When I asked my husband for more household money, he slapped me and said: What’s his is his, and what’s mine is his because I have to pay him back for supporting the household all by himself while I was unemployed.
He spends more money than we have on foreign adventures. I approve of his borrowing to pay for them, because the adventures are important.
My husband’s friend had a treasure map. The treasure was on our property, so my husband and I and our kids helped him dig up our back yard. The friend took the treasure away. I thought he might share it with us, since we helped retrieve it, but after all he owned the map. I’m worried about the muddy puddle he left behind. We can’t afford to fill it in.
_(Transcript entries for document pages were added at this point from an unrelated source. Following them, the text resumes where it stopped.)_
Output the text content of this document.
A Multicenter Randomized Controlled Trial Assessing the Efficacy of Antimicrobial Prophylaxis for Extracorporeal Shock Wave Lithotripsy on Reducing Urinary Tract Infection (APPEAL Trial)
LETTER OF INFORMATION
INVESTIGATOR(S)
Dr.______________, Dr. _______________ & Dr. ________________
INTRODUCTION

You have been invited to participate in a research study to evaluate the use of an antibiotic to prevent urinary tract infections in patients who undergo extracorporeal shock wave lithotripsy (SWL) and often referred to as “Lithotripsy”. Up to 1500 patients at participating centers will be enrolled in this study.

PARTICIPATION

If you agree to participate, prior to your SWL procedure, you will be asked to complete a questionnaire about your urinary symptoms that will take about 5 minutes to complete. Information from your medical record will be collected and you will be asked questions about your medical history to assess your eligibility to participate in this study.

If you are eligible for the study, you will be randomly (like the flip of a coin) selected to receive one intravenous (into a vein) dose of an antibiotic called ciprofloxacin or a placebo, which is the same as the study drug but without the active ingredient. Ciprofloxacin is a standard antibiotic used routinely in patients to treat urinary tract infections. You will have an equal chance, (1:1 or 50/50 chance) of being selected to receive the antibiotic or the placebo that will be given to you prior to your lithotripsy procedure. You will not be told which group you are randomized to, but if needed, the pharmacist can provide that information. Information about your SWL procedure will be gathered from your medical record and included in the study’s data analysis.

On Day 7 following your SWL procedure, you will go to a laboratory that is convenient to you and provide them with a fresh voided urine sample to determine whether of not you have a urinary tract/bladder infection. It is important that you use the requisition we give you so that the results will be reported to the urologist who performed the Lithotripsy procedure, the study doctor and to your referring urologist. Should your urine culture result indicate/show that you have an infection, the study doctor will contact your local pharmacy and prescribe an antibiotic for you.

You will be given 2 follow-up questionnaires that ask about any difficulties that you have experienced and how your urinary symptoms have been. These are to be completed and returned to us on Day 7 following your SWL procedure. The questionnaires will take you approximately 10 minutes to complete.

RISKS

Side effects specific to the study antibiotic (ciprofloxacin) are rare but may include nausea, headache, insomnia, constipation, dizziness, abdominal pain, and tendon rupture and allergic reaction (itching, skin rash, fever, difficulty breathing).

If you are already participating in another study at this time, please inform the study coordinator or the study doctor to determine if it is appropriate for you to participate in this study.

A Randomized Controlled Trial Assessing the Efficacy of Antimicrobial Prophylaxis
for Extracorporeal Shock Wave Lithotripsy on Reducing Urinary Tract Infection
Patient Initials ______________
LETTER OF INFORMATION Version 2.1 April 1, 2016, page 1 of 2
Starting next week I have to get by with less because our friends want more money. He’s going to give them ours, and borrow some more to give to them. They deserve it because they are rich and work very hard and when they are rich enough, they say, they’ll help us out. I’m sure this is true.
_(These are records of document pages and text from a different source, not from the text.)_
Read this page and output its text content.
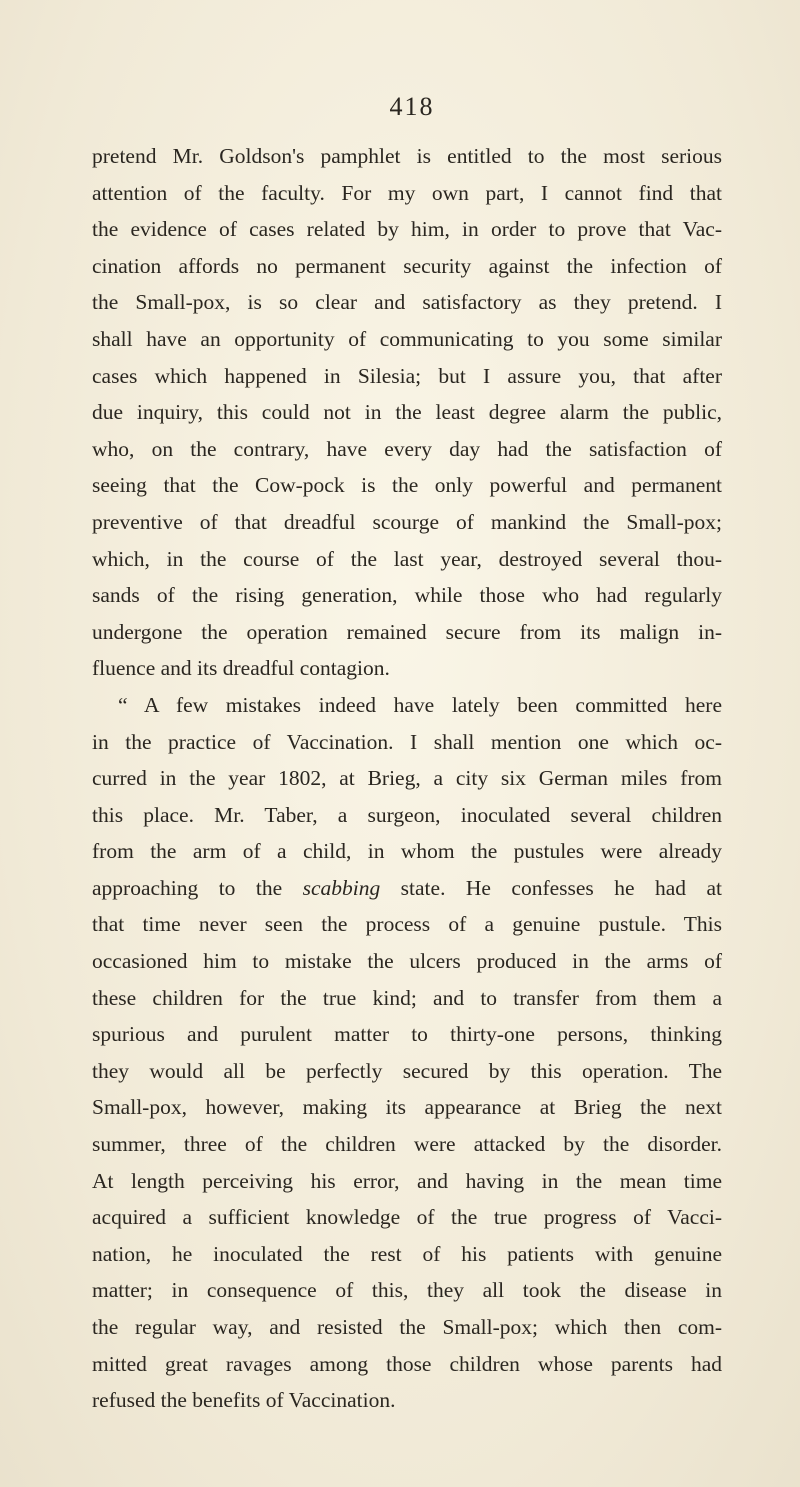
418
pretend Mr. Goldson's pamphlet is entitled to the most serious
attention of the faculty. For my own part, I cannot find that
the evidence of cases related by him, in order to prove that Vac-
cination affords no permanent security against the infection of
the Small-pox, is so clear and satisfactory as they pretend. I
shall have an opportunity of communicating to you some similar
cases which happened in Silesia; but I assure you, that after
due inquiry, this could not in the least degree alarm the public,
who, on the contrary, have every day had the satisfaction of
seeing that the Cow-pock is the only powerful and permanent
preventive of that dreadful scourge of mankind the Small-pox;
which, in the course of the last year, destroyed several thou-
sands of the rising generation, while those who had regularly
undergone the operation remained secure from its malign in-
fluence and its dreadful contagion.
“ A few mistakes indeed have lately been committed here
in the practice of Vaccination. I shall mention one which oc-
curred in the year 1802, at Brieg, a city six German miles from
this place. Mr. Taber, a surgeon, inoculated several children
from the arm of a child, in whom the pustules were already
approaching to the scabbing state. He confesses he had at
that time never seen the process of a genuine pustule. This
occasioned him to mistake the ulcers produced in the arms of
these children for the true kind; and to transfer from them a
spurious and purulent matter to thirty-one persons, thinking
they would all be perfectly secured by this operation. The
Small-pox, however, making its appearance at Brieg the next
summer, three of the children were attacked by the disorder.
At length perceiving his error, and having in the mean time
acquired a sufficient knowledge of the true progress of Vacci-
nation, he inoculated the rest of his patients with genuine
matter; in consequence of this, they all took the disease in
the regular way, and resisted the Small-pox; which then com-
mitted great ravages among those children whose parents had
refused the benefits of Vaccination.
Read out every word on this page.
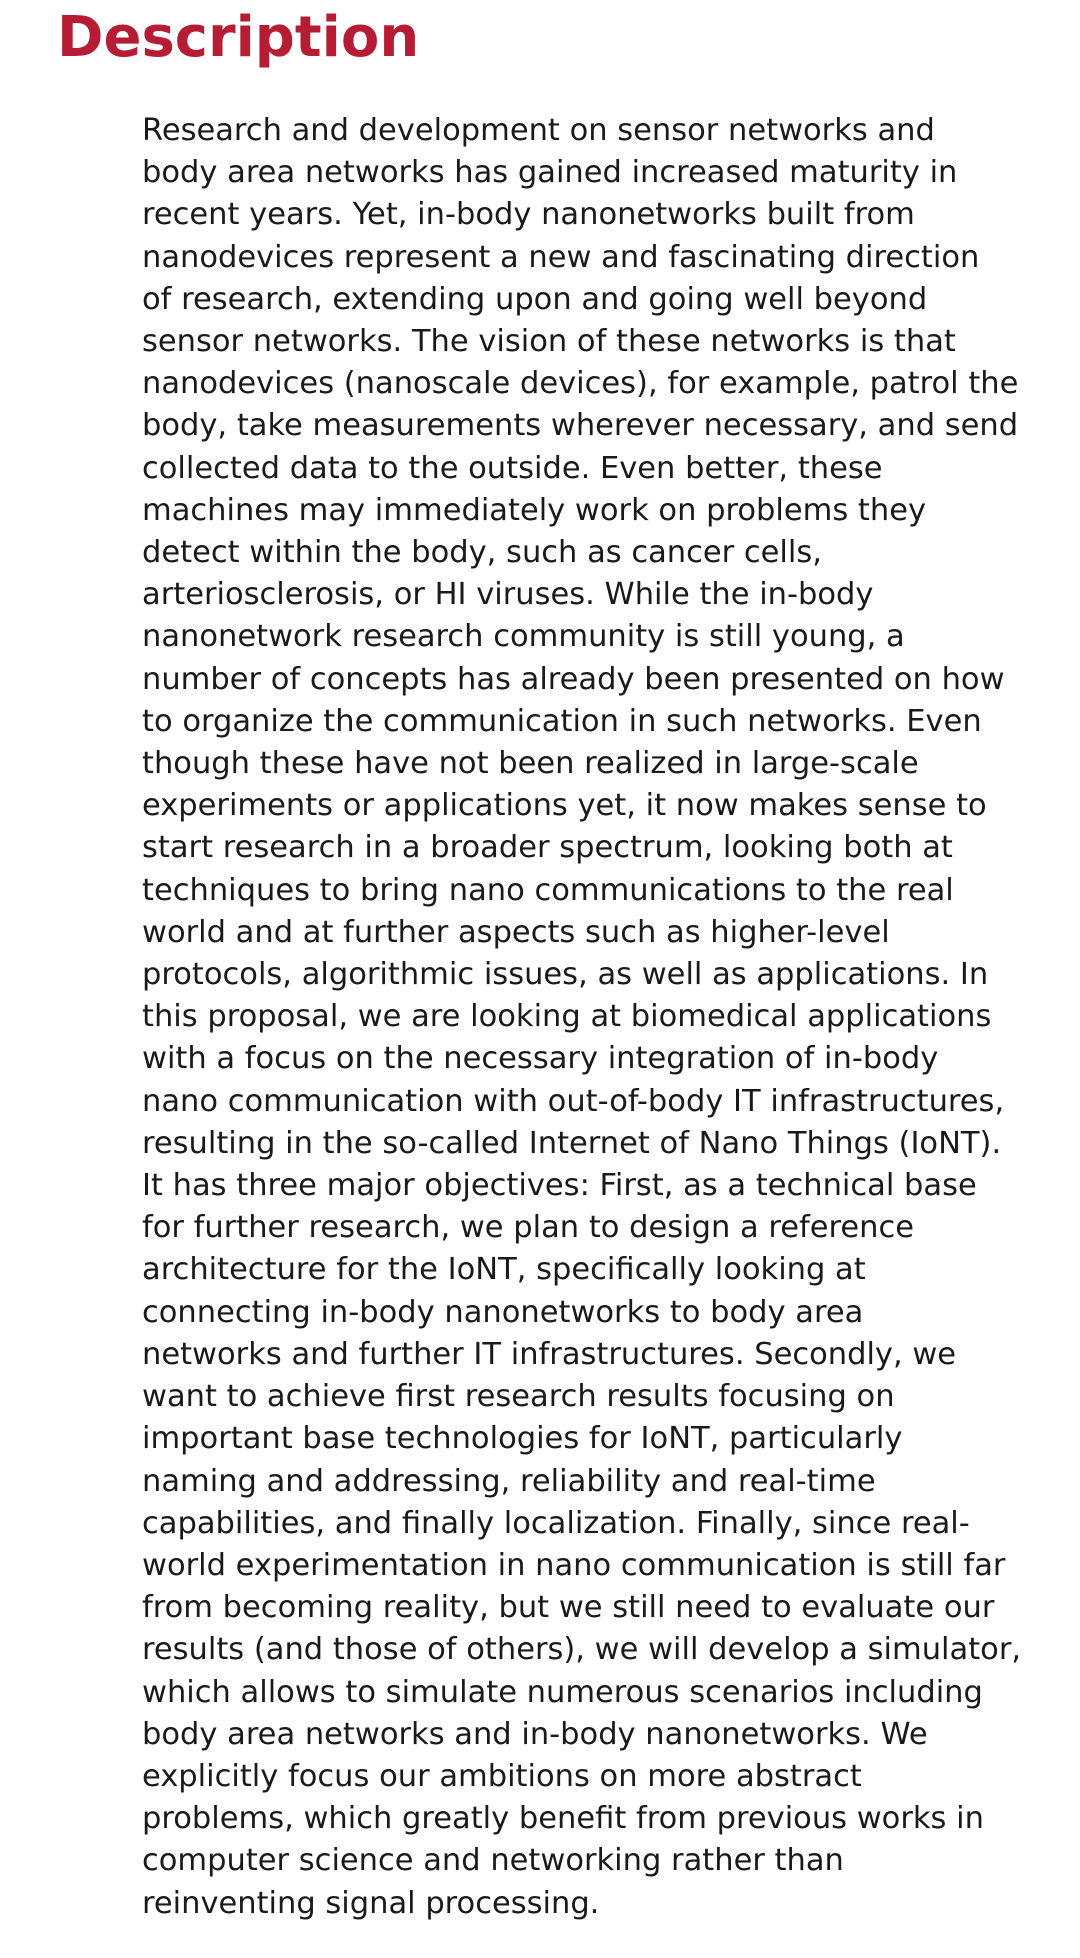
Description

Research and development on sensor networks and
body area networks has gained increased maturity in
recent years. Yet, in-body nanonetworks built from
nanodevices represent a new and fascinating direction
of research, extending upon and going well beyond
sensor networks. The vision of these networks is that
nanodevices (nanoscale devices), for example, patrol the
body, take measurements wherever necessary, and send
collected data to the outside. Even better, these
machines may immediately work on problems they
detect within the body, such as cancer cells,
arteriosclerosis, or HI viruses. While the in-body
nanonetwork research community is still young, a
number of concepts has already been presented on how
to organize the communication in such networks. Even
though these have not been realized in large-scale
experiments or applications yet, it now makes sense to
start research in a broader spectrum, looking both at
techniques to bring nano communications to the real
world and at further aspects such as higher-level
protocols, algorithmic issues, as well as applications. In
this proposal, we are looking at biomedical applications
with a focus on the necessary integration of in-body
nano communication with out-of-body IT infrastructures,
resulting in the so-called Internet of Nano Things (IoNT).
It has three major objectives: First, as a technical base
for further research, we plan to design a reference
architecture for the IoNT, specifically looking at
connecting in-body nanonetworks to body area
networks and further IT infrastructures. Secondly, we
want to achieve first research results focusing on
important base technologies for IoNT, particularly
naming and addressing, reliability and real-time
capabilities, and finally localization. Finally, since real-
world experimentation in nano communication is still far
from becoming reality, but we still need to evaluate our
results (and those of others), we will develop a simulator,
which allows to simulate numerous scenarios including
body area networks and in-body nanonetworks. We
explicitly focus our ambitions on more abstract
problems, which greatly benefit from previous works in
computer science and networking rather than
reinventing signal processing.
The puddle smells bad. The smell gives me headaches, and our son is coughing blood. I want to take him to the doctor but it costs too much.
He only does it because I need the discipline. But sometimes I’m afraid he might harm our children.
Sometimes I’m afraid his business might harm the world – that’s what my research suggests — but I have to believe him when he says his business is fine and my research is wrong. It’s my duty to believe him and support him.
You shouldn’t ask that question. It’s my fault, and if I would do a better job of giving him what he wants, he would treat me better.
Copyright © 2011 Vonda N. McIntyre
Vonda N. McIntyre is a founding member of Book View Café.
Dreamsnake, The Moon and the Sun, and The Starfarers Quartet are now available as ebooks at Book View Café. Starfarers is available free for a limited time.
For autographed print copies of The Moon and the Sun and my other SF novels, visit my website’s Basement Full of Books.






Juanita Jean, proprietor of the World’s Most Dangerous Beauty Salon, a “professional political organization” that spends a lot of time mocking Rick Perry, has an excellent post giving the Texas Democratic Party’s answer to Question Number 1.
My gosh, Nancy, that is discouraging, when Democrats decide they have to play to the Teaparty… that’s how it reads to me.
Vonda
Well, there are some Democrats who are not in abusive relationships with the Tea Party, but they don’t seem to control the state party. The Texas Dems seem to think being Republican Lite will get them elected, but it certainly hasn’t worked lately.
This is devastating and apt and I find myself wishing you could cross-post this on Huffington Post or on some other high-profile political site. I really have no idea how all that works but I do think you deserve to reach a wide audience with your political commentary — it cuts through the fog beautifully.
This is an excellent satire about the republican party. I wonder why crony capitalism, a severe recession, two wasteful wars and environmental degradation did not result in the spineless “wife” leaving her “abusive husband”.
Because if she only would behave properly, everything would be better. I don’t think it’s a matter of spinelessness. (If she were spineless, she’d have run away long ago.)
It’s a matter of having a particular world view drummed in.
It’s always going to get better. Tomorrow. If you work hard enough. If you give enough breaks to the abusive partner. If you forgive and forget enough times. If the partner gets to spend all the money and some “trickles down.”
It’s a particularly perverted world view.
–V.
Well done. The answer to the questions got worse and worse as it went on. In fact, my stomach was tense and upset as I was reading. A very visceral response.
Keep on writing, PLEASE.
Thanks, Cheryl.
I had pretty much the same response when I was writing it.
You might find http://www.bookviewcafe.com/index.php/Vonda-N.-McIntyre/Short-Stories/Misprint a bit more fun to read.
Fluffyiii is an ordinary catprint…
Best,
Vonda
Great commentary. I have a poem on this too. It’s a scary world, but writers like you make it better.